Mortgage rates jumped significantly higher this morning with the average conventional conforming 30yr fixed rate moving well over 5%. The most recent motivation for this upward momentum was yesterday's speech from Fed Vice Chair Lael Brainard who warned of the need for the Fed to move more rapidly to reduce the size of its balance sheet (fancy words that mean the Fed will buy fewer bonds).
Bonds are debt. Buying a bond is like lending money. The more demand for bonds, the more investors want to lend money. This can be thought of like the old "banks compete, you win" slogan. The bottom line is excess demand for bonds = lower rates, all other things begin equal.

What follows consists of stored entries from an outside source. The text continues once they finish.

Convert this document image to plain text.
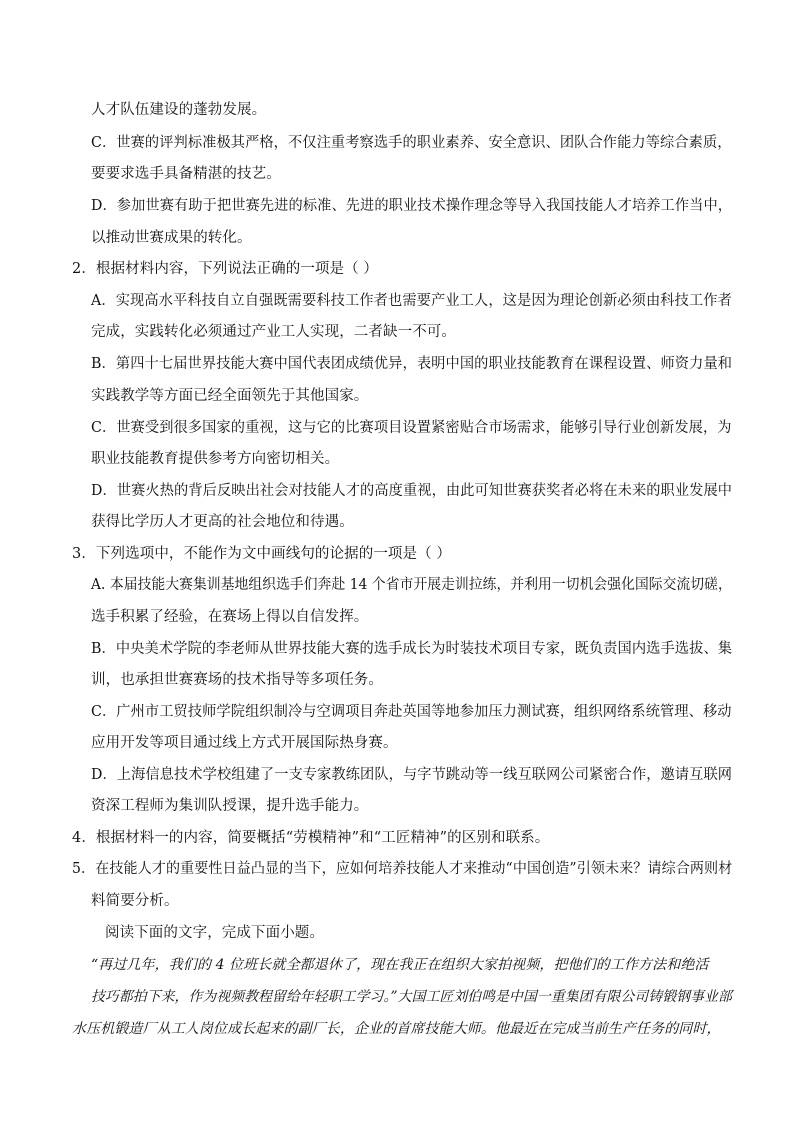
人才队伍建设的蓬勃发展。
C．世赛的评判标准极其严格，不仅注重考察选手的职业素养、安全意识、团队合作能力等综合素质，
要要求选手具备精湛的技艺。
D．参加世赛有助于把世赛先进的标准、先进的职业技术操作理念等导入我国技能人才培养工作当中，
以推动世赛成果的转化。
2．根据材料内容，下列说法正确的一项是（ ）
A．实现高水平科技自立自强既需要科技工作者也需要产业工人，这是因为理论创新必须由科技工作者
完成，实践转化必须通过产业工人实现，二者缺一不可。
B．第四十七届世界技能大赛中国代表团成绩优异，表明中国的职业技能教育在课程设置、师资力量和
实践教学等方面已经全面领先于其他国家。
C．世赛受到很多国家的重视，这与它的比赛项目设置紧密贴合市场需求，能够引导行业创新发展，为
职业技能教育提供参考方向密切相关。
D．世赛火热的背后反映出社会对技能人才的高度重视，由此可知世赛获奖者必将在未来的职业发展中
获得比学历人才更高的社会地位和待遇。
3．下列选项中，不能作为文中画线句的论据的一项是（ ）
A. 本届技能大赛集训基地组织选手们奔赴 14 个省市开展走训拉练，并利用一切机会强化国际交流切磋，
选手积累了经验，在赛场上得以自信发挥。
B．中央美术学院的李老师从世界技能大赛的选手成长为时装技术项目专家，既负责国内选手选拔、集
训，也承担世赛赛场的技术指导等多项任务。
C．广州市工贸技师学院组织制冷与空调项目奔赴英国等地参加压力测试赛，组织网络系统管理、移动
应用开发等项目通过线上方式开展国际热身赛。
D．上海信息技术学校组建了一支专家教练团队，与字节跳动等一线互联网公司紧密合作，邀请互联网
资深工程师为集训队授课，提升选手能力。
4．根据材料一的内容，简要概括“劳模精神”和“工匠精神”的区别和联系。
5．在技能人才的重要性日益凸显的当下，应如何培养技能人才来推动“中国创造”引领未来？请综合两则材
料简要分析。
阅读下面的文字，完成下面小题。
“再过几年，我们的 4 位班长就全都退休了，现在我正在组织大家拍视频，把他们的工作方法和绝活
技巧都拍下来，作为视频教程留给年轻职工学习。”大国工匠刘伯鸣是中国一重集团有限公司铸锻钢事业部
水压机锻造厂从工人岗位成长起来的副厂长，企业的首席技能大师。他最近在完成当前生产任务的同时，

The Fed is a huge buyer of bonds. If they make policy changes resulting in fewer bond purchases, it puts upward pressure on rates. We already knew the aforementioned "balance sheet reduction" was in the works for mid-2022. We already knew it would be bigger and faster than the last time it happened in late 2017. We didn't know exactly how unified the Fed members were in their desire to move quickly. Brainard would have been one of the biggest question marks in that regard. So when she talked tough, markets listened.
More importantly, when Brainard talked tough on the day before the Fed was set to release the Minutes from the most recent Fed meeting (3 weeks ago), markets were instantly concerned that the Minutes would should broad consensus on the tough talk.
That's actually exactly what happened, but because the bond market reacted to that possibility more than a day in advance, there was little left to do when it was confirmed at 2pm today. In fact, bonds were improving even before the Minutes came out and managed to hold those gains afterward. As such, many lenders were able to positively revise mortgage rate offerings by the end of the day.
To be sure, rates are still higher than they were yesterday, but now they're only "moderately higher." In more specific terms, the average 30yr fixed was as high as 5.12% this morning, but fell back to 5.08 later in the day.